A grisly discovery is stirring up controversy in the southeast English town of Buckingham.
Sometime during December, developers excavating a grassy tract of land ahead of construction of a new retirement community stumbled upon what appears to be a bizarre cemetery of unknown origin. So far, the team has unearthed 40 skeletons, each with their hands tied behind their backs, buried in shallow graves.
Archaeologists contracted with Brio Retirement Living Holding, the company developing the plot, are keeping mostly mum until an in-depth investigation—slated to take weeks or months—concludes, according to BBC News. But locals are already itching for answers, and tensions in the town remain high, reports Sally Murrer for the Milton Keynes Citizen, the local news site that broke the story last week.
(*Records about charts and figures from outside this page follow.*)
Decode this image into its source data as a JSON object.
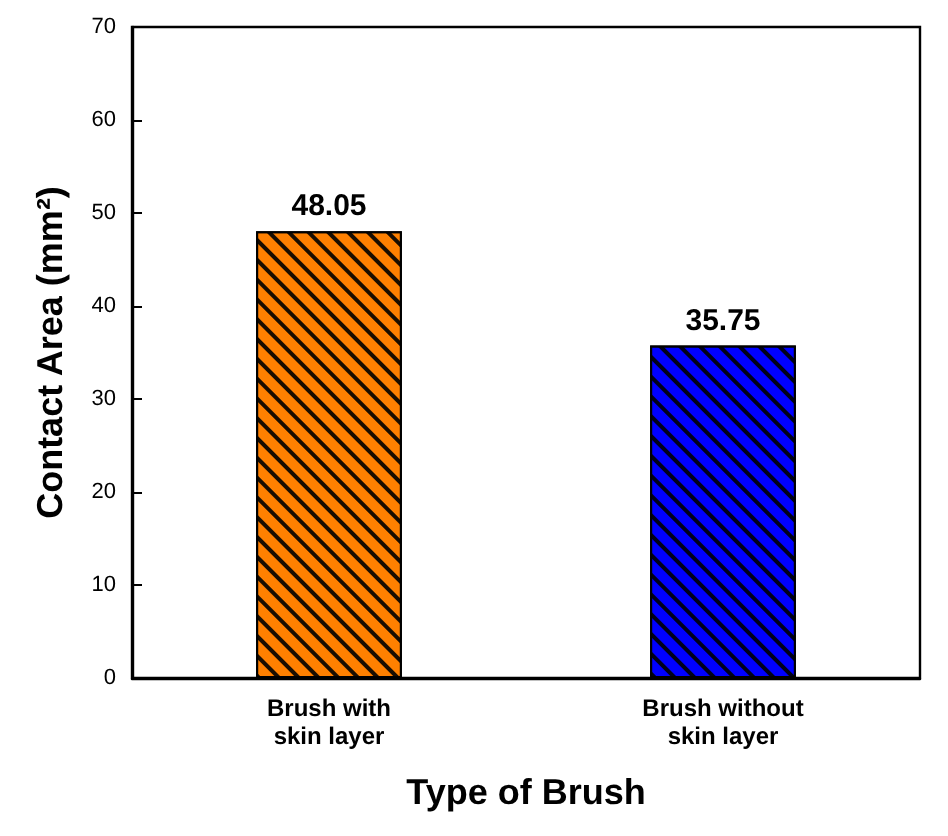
{
  "chart_data": {
    "type": "bar",
    "categories": [
      "Brush with\nskin layer",
      "Brush without\nskin layer"
    ],
    "values": [
      48.05,
      35.75
    ],
    "colors": [
      "#ff8000",
      "#0000ff"
    ],
    "xlabel": "Type of Brush",
    "ylabel": "Contact Area (mm²)",
    "ylim": [
      0,
      70
    ],
    "yticks": [
      0,
      10,
      20,
      30,
      40,
      50,
      60,
      70
    ],
    "data_labels": true
  }
}
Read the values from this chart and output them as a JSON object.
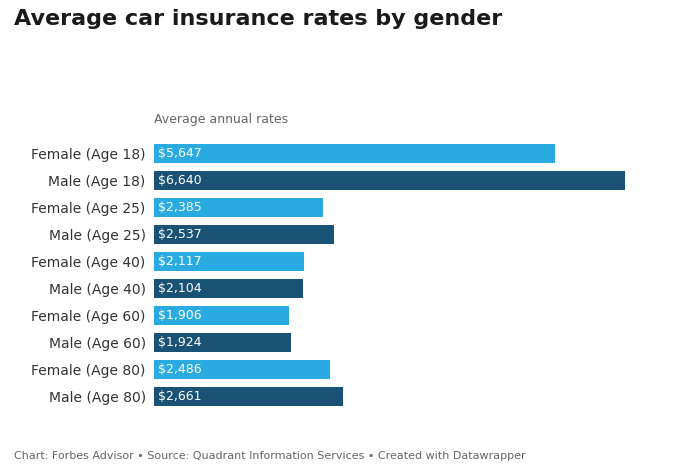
{
  "title": "Average car insurance rates by gender",
  "subtitle": "Average annual rates",
  "footer": "Chart: Forbes Advisor • Source: Quadrant Information Services • Created with Datawrapper",
  "categories": [
    "Female (Age 18)",
    "Male (Age 18)",
    "Female (Age 25)",
    "Male (Age 25)",
    "Female (Age 40)",
    "Male (Age 40)",
    "Female (Age 60)",
    "Male (Age 60)",
    "Female (Age 80)",
    "Male (Age 80)"
  ],
  "values": [
    5647,
    6640,
    2385,
    2537,
    2117,
    2104,
    1906,
    1924,
    2486,
    2661
  ],
  "labels": [
    "$5,647",
    "$6,640",
    "$2,385",
    "$2,537",
    "$2,117",
    "$2,104",
    "$1,906",
    "$1,924",
    "$2,486",
    "$2,661"
  ],
  "colors": [
    "#29abe2",
    "#1a5276",
    "#29abe2",
    "#1a5276",
    "#29abe2",
    "#1a5276",
    "#29abe2",
    "#1a5276",
    "#29abe2",
    "#1a5276"
  ],
  "background_color": "#ffffff",
  "title_fontsize": 16,
  "subtitle_fontsize": 9,
  "label_fontsize": 9,
  "ytick_fontsize": 10,
  "footer_fontsize": 8,
  "bar_height": 0.72,
  "xlim": [
    0,
    7400
  ]
}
Once home to a now-defunct farm, the land isn’t coughing up much info, either (though the formal dig may soon change that). The skeletons’ contorted, bound positions, as well as the depth of their graves, hint that they were once “prisoners of some kind,” Robin Stuchbury, Buckingham’s district and town councilor, tells the Milton Keynes Citizen.
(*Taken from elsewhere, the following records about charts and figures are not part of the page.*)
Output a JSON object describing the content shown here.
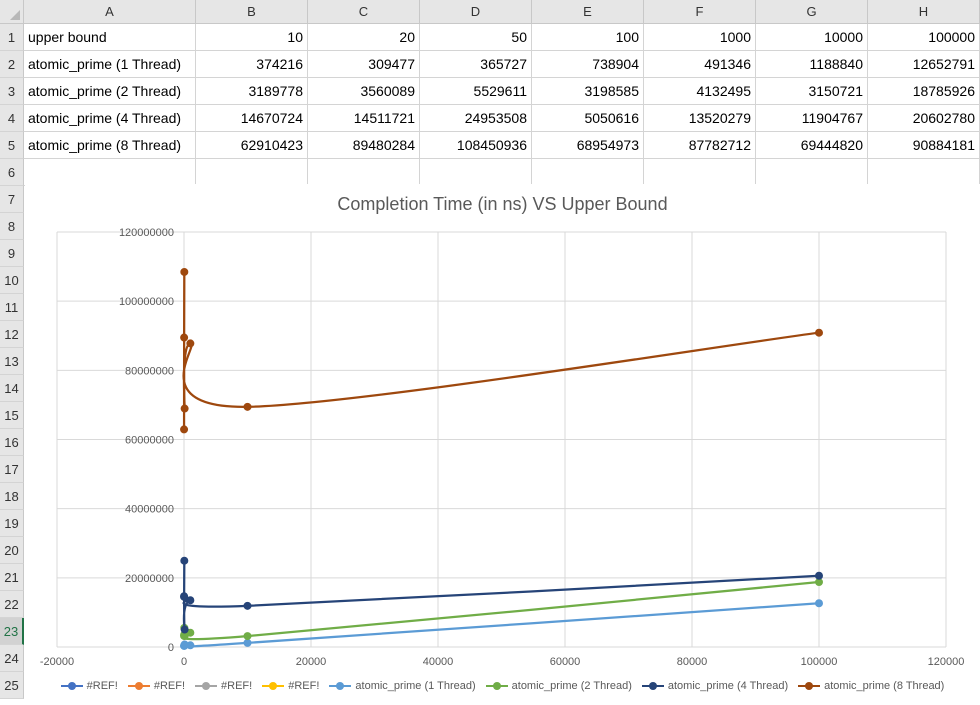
{
  "sheet": {
    "columns": [
      "A",
      "B",
      "C",
      "D",
      "E",
      "F",
      "G",
      "H"
    ],
    "rows": [
      "1",
      "2",
      "3",
      "4",
      "5",
      "6",
      "7",
      "8",
      "9",
      "10",
      "11",
      "12",
      "13",
      "14",
      "15",
      "16",
      "17",
      "18",
      "19",
      "20",
      "21",
      "22",
      "23",
      "24",
      "25"
    ],
    "selected_row": "23",
    "cells": [
      [
        "upper bound",
        "10",
        "20",
        "50",
        "100",
        "1000",
        "10000",
        "100000"
      ],
      [
        "atomic_prime (1 Thread)",
        "374216",
        "309477",
        "365727",
        "738904",
        "491346",
        "1188840",
        "12652791"
      ],
      [
        "atomic_prime (2 Thread)",
        "3189778",
        "3560089",
        "5529611",
        "3198585",
        "4132495",
        "3150721",
        "18785926"
      ],
      [
        "atomic_prime (4 Thread)",
        "14670724",
        "14511721",
        "24953508",
        "5050616",
        "13520279",
        "11904767",
        "20602780"
      ],
      [
        "atomic_prime (8 Thread)",
        "62910423",
        "89480284",
        "108450936",
        "68954973",
        "87782712",
        "69444820",
        "90884181"
      ]
    ]
  },
  "chart_data": {
    "type": "scatter",
    "title": "Completion Time (in ns) VS Upper Bound",
    "xlim": [
      -20000,
      120000
    ],
    "ylim": [
      0,
      120000000
    ],
    "x_ticks": [
      "-20000",
      "0",
      "20000",
      "40000",
      "60000",
      "80000",
      "100000",
      "120000"
    ],
    "y_ticks": [
      "0",
      "20000000",
      "40000000",
      "60000000",
      "80000000",
      "100000000",
      "120000000"
    ],
    "grid": true,
    "smooth_lines": true,
    "legend_position": "bottom",
    "x": [
      10,
      20,
      50,
      100,
      1000,
      10000,
      100000
    ],
    "series": [
      {
        "name": "#REF!",
        "color": "#4472c4",
        "values": []
      },
      {
        "name": "#REF!",
        "color": "#ed7d31",
        "values": []
      },
      {
        "name": "#REF!",
        "color": "#a5a5a5",
        "values": []
      },
      {
        "name": "#REF!",
        "color": "#ffc000",
        "values": []
      },
      {
        "name": "atomic_prime (1 Thread)",
        "color": "#5b9bd5",
        "values": [
          374216,
          309477,
          365727,
          738904,
          491346,
          1188840,
          12652791
        ]
      },
      {
        "name": "atomic_prime (2 Thread)",
        "color": "#70ad47",
        "values": [
          3189778,
          3560089,
          5529611,
          3198585,
          4132495,
          3150721,
          18785926
        ]
      },
      {
        "name": "atomic_prime (4 Thread)",
        "color": "#264478",
        "values": [
          14670724,
          14511721,
          24953508,
          5050616,
          13520279,
          11904767,
          20602780
        ]
      },
      {
        "name": "atomic_prime (8 Thread)",
        "color": "#9e480e",
        "values": [
          62910423,
          89480284,
          108450936,
          68954973,
          87782712,
          69444820,
          90884181
        ]
      }
    ]
  }
}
Beyond speculation, however, the true nature of the burials is currently anyone’s guess. Speaking with BBC News, Buckingham Society historian Ed Grimsdale suggests the bodies may be the remains of people executed more than one thousand years ago, perhaps even during the Anglo-Saxon period, which lasted from 410 to 1066 A.D. If that’s the case, the gruesome discovery could represent “the biggest find of executed prisoners in the whole of the South of England” from this historical era.
Still, says Stuchbury, the skeletons could also be much more recent, perhaps dating to the English Civil War, or to a period when “criminals … were hanged on the gallows in the town.”
In an interview with the Milton Keynes Citizen, representatives from the Buckinghamshire County Archaeological Service (BCAS), a governmental body that provides local city planning services and maintains a historic environment record, explained that they had been made aware of the skeletons, but haven’t been able to investigate the plot themselves. Until they receive a detailed report from the archaeological contractors associated with Brio Retirement, spokespeople have declined to comment on the nature of the remains.
That report has yet to be made public to local officials or Buckingham residents, reports Mindy Weisberger for Live Science. Once released, though, it should contain descriptions of artifacts found in the graves, as well as the ages and biological sexes of the skeletons. Unusual markings on the bones could also reveal how the 42 unfortunate individuals died. BCAS anticipates it could take months for those details to be revealed, according to BBC News.
Depending on what the investigation unearths, the fate of Brio’s planned retirement community, intended to provide 72 homes for residents aged 55 or over, may also be up in the air. The company, however, won’t escape the unexpected twist in their plans without a smidge of irony: Their selection of the West End Farm plot would have put the new development right next to Buckingham’s existing cemetery.